Mostraram canções que podiam ter entrado em O Monstro mas que ficaram na gaveta; foram a 1993 ("muito antes do Cão!", lembrou Cruz) buscar uma canção que quase ninguém ouviu, A metros de si; recuperaram Tempo de nascer, incluída na compilação Tejo Beat, de 1998, velha preferência dos conhecedores. Nem sombra de Cão!, o outro álbum dos Ornatos, que ficará, certamente, reservado para os quatro concertos nos coliseus do Porto e de Lisboa, em Outubro.

E ainda os Dead Combo

Na hora de relembrar a noite de sexta-feira (e, arriscamos, o EDP Paredes de Coura deste ano), os Ornatos Violeta surgirão como reis e senhores. Mas, numa noite com um lote de artistas maioritariamente nacional, os Dead Combo também conseguiram um daqueles momentos em que um (bom) festival é fértil.

Mais habituados a salas do que a festivais, Tó Trips e Pedro Gonçalves fizeram-se acompanhar por Alexandre Frazão, baterista com pedigree jazz que acrescentou nervo rock à música (foi quase sempre subtil, como fica bem a esta música de vielas escuras). Peixe, dos Ornatos, também deu uma perninha.

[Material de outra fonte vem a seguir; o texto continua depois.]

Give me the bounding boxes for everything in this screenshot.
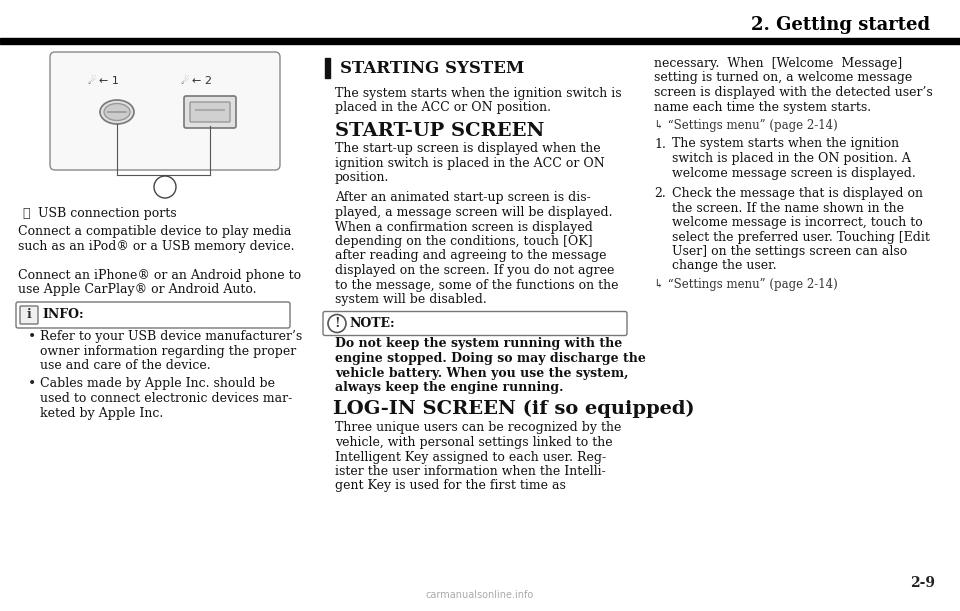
Text: gent Key is used for the first time as: gent Key is used for the first time as (335, 480, 565, 492)
Text: depending on the conditions, touch [OK]: depending on the conditions, touch [OK] (335, 235, 592, 248)
Text: such as an iPod® or a USB memory device.: such as an iPod® or a USB memory device. (18, 240, 295, 253)
Text: owner information regarding the proper: owner information regarding the proper (40, 345, 297, 357)
Text: welcome message is incorrect, touch to: welcome message is incorrect, touch to (672, 216, 923, 229)
Text: •: • (28, 378, 36, 392)
Text: Refer to your USB device manufacturer’s: Refer to your USB device manufacturer’s (40, 330, 302, 343)
Text: name each time the system starts.: name each time the system starts. (654, 100, 871, 114)
Text: carmanualsonline.info: carmanualsonline.info (426, 590, 534, 600)
Text: setting is turned on, a welcome message: setting is turned on, a welcome message (654, 71, 912, 84)
Text: displayed on the screen. If you do not agree: displayed on the screen. If you do not a… (335, 264, 614, 277)
Text: Three unique users can be recognized by the: Three unique users can be recognized by … (335, 422, 621, 434)
Text: The system starts when the ignition switch is: The system starts when the ignition swit… (335, 87, 622, 100)
Text: •: • (28, 330, 36, 344)
Text: use Apple CarPlay® or Android Auto.: use Apple CarPlay® or Android Auto. (18, 284, 256, 296)
Text: User] on the settings screen can also: User] on the settings screen can also (672, 245, 907, 258)
Text: vehicle battery. When you use the system,: vehicle battery. When you use the system… (335, 367, 629, 379)
Text: used to connect electronic devices mar-: used to connect electronic devices mar- (40, 392, 292, 405)
Text: necessary.  When  [Welcome  Message]: necessary. When [Welcome Message] (654, 57, 902, 70)
Text: played, a message screen will be displayed.: played, a message screen will be display… (335, 206, 612, 219)
Text: Do not keep the system running with the: Do not keep the system running with the (335, 337, 622, 351)
Text: the screen. If the name shown in the: the screen. If the name shown in the (672, 202, 904, 214)
Text: NOTE:: NOTE: (349, 317, 395, 330)
Text: After an animated start-up screen is dis-: After an animated start-up screen is dis… (335, 191, 590, 205)
Text: after reading and agreeing to the message: after reading and agreeing to the messag… (335, 249, 607, 263)
Text: select the preferred user. Touching [Edit: select the preferred user. Touching [Edi… (672, 230, 930, 244)
Text: Connect an iPhone® or an Android phone to: Connect an iPhone® or an Android phone t… (18, 269, 301, 282)
Circle shape (328, 315, 346, 332)
Bar (0, 43, 960, 44)
Text: placed in the ACC or ON position.: placed in the ACC or ON position. (335, 101, 551, 114)
FancyBboxPatch shape (20, 306, 38, 324)
Text: system will be disabled.: system will be disabled. (335, 293, 487, 306)
FancyBboxPatch shape (323, 312, 627, 335)
Text: Check the message that is displayed on: Check the message that is displayed on (672, 187, 923, 200)
Text: i: i (27, 309, 32, 321)
Text: ister the user information when the Intelli-: ister the user information when the Inte… (335, 465, 606, 478)
Text: ← 2: ← 2 (192, 76, 212, 86)
Text: switch is placed in the ON position. A: switch is placed in the ON position. A (672, 152, 911, 165)
Text: ← 1: ← 1 (99, 76, 119, 86)
Text: 2-9: 2-9 (910, 576, 935, 590)
Text: Cables made by Apple Inc. should be: Cables made by Apple Inc. should be (40, 378, 275, 390)
Text: When a confirmation screen is displayed: When a confirmation screen is displayed (335, 221, 593, 233)
Text: Connect a compatible device to play media: Connect a compatible device to play medi… (18, 225, 292, 238)
Text: 1.: 1. (654, 137, 666, 150)
Text: 1: 1 (161, 180, 169, 194)
Text: ☄: ☄ (87, 76, 96, 86)
Text: change the user.: change the user. (672, 260, 777, 273)
Text: The system starts when the ignition: The system starts when the ignition (672, 137, 900, 150)
Text: !: ! (334, 317, 340, 330)
FancyBboxPatch shape (50, 52, 280, 170)
Text: welcome message screen is displayed.: welcome message screen is displayed. (672, 167, 916, 180)
Ellipse shape (100, 100, 134, 124)
Text: 2.: 2. (654, 187, 665, 200)
Ellipse shape (104, 103, 130, 120)
Text: use and care of the device.: use and care of the device. (40, 359, 210, 372)
Text: ☄: ☄ (180, 76, 189, 86)
Text: keted by Apple Inc.: keted by Apple Inc. (40, 406, 163, 420)
FancyBboxPatch shape (184, 96, 236, 128)
Bar (0, 38, 960, 42)
FancyBboxPatch shape (190, 102, 230, 122)
Text: always keep the engine running.: always keep the engine running. (335, 381, 564, 394)
Text: 2. Getting started: 2. Getting started (751, 16, 930, 34)
Text: engine stopped. Doing so may discharge the: engine stopped. Doing so may discharge t… (335, 352, 646, 365)
Text: Intelligent Key assigned to each user. Reg-: Intelligent Key assigned to each user. R… (335, 450, 606, 464)
Text: STARTING SYSTEM: STARTING SYSTEM (340, 60, 524, 77)
Text: ↳ “Settings menu” (page 2-14): ↳ “Settings menu” (page 2-14) (654, 278, 838, 291)
Text: The start-up screen is displayed when the: The start-up screen is displayed when th… (335, 142, 601, 155)
Text: START-UP SCREEN: START-UP SCREEN (335, 122, 544, 140)
Text: USB connection ports: USB connection ports (38, 207, 177, 220)
Circle shape (154, 176, 176, 198)
Bar (325, 58, 330, 78)
FancyBboxPatch shape (16, 302, 290, 328)
Text: screen is displayed with the detected user’s: screen is displayed with the detected us… (654, 86, 933, 99)
Text: ①: ① (22, 207, 30, 220)
Text: ↳ “Settings menu” (page 2-14): ↳ “Settings menu” (page 2-14) (654, 119, 838, 132)
Text: ignition switch is placed in the ACC or ON: ignition switch is placed in the ACC or … (335, 156, 605, 169)
Text: position.: position. (335, 171, 390, 184)
Text: INFO:: INFO: (42, 309, 84, 321)
Text: vehicle, with personal settings linked to the: vehicle, with personal settings linked t… (335, 436, 612, 449)
Text: LOG-IN SCREEN (if so equipped): LOG-IN SCREEN (if so equipped) (333, 400, 695, 418)
Text: to the message, some of the functions on the: to the message, some of the functions on… (335, 279, 618, 291)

Eléctrica cadente (maravilha de suspense eléctrico) forneceu um final sublime, depois de as guitarras aos círculos de Lisboa mulata convidarem África a juntar-se a Carlos Paredes, Ennio Morricone e Piazzolla na festa universal dos Dead Combo. E lá foi ela, gingona. Um concerto em registo de consagração.

Ainda no lote nacional, destacaram-se os Capitão Fausto, competentíssimos na hora de apresentar a sua música com suficientes doces pop para ser radiofónica, mas também sabores mais complexos.

Deslocados no cartaz de sexta-feira, os ingleses The Go! Team conseguiram, ainda assim, fazer a festa. Parecem um grupo de geeks que têm naquelas canções a sua vingança das partidas dos rufias lá da escola.